4 Responses to The euro area is not running out of euros. Yet, it pretends it is.

Avatar

Hugo Heden

May 27th, 2012 at 11:36

>Thus, the remaining logical objection, known as moral hazard, is the following: if the ECB were to guarantee all national debts, governments would have one further incentive not to comply with common fiscal rules. This may be true. Yet, this simply points to the need for a political solution that includes the possibility that the ECB can fund government debt.

I don’t follow the logic.. About the moral hazard problem; are you saying that such a political solution would somehow *solve* that problem?

Avatar

maurizio poli

June 16th, 2012 at 16:40

I believe that this situation stems from the unhappy European monetary aggregate, which at that time did not think the necessary of a collegial fiscal vision policy. Today force a single tax system compares the different tax morality of various countries and will make entering the European community into a crisis with no way out.
However it is necessary to draw lines fiscal policies common to which all governments must abide with staggered times depending of the present difficulties of the individual states.
Tying the help of the ECB to achieve the objectives of each government in fiscal policy it could during time maybe overcome moral hazard.

Avatar

bruno

September 10th, 2012 at 14:25

I have the feeling that your position is yet another variant of the “free lunch” argument: money to fund governments would be somewhat “free”, which is nonsense.

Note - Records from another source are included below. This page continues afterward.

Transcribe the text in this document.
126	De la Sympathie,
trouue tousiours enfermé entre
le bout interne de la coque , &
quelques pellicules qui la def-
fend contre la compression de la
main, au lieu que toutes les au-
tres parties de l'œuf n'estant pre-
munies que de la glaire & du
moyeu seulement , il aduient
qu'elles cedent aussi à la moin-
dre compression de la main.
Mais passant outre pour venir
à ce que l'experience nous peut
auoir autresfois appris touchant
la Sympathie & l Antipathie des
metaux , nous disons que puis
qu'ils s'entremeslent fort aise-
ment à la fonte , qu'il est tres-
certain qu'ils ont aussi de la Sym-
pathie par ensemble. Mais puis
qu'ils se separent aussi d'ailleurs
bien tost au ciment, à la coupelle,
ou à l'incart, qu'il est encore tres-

Of course this is not an inflation problem (at least not immediately). It is rather a problem of allocation of capital: by loading its balance sheet with government debt, the ECB effectively channels a huge amount of available capital to the entities that make the worst use of it.

In the end, this can only destroy the potential growth of the economy, as capital and profits are spent on weakly efficient government spending instead of being used and invested by private entities.

Avatar

Warren Mosler

September 10th, 2012 at 18:13

@bruno
Current fiscal policy is restricting demand from full employment levels as it puts a severe drag on the economy. The idea is to remove the drag and allow aggregate demand to revert to it’s ‘neutral’ full employment level.

The ECB policy does not alter spending and budgets but in fact is conditional on fiscal restraint. Therefore, while it will solve the solvency issue, it will not address the output gap issues. ECB policy does not support increased aggregate demand in either the private or public sector.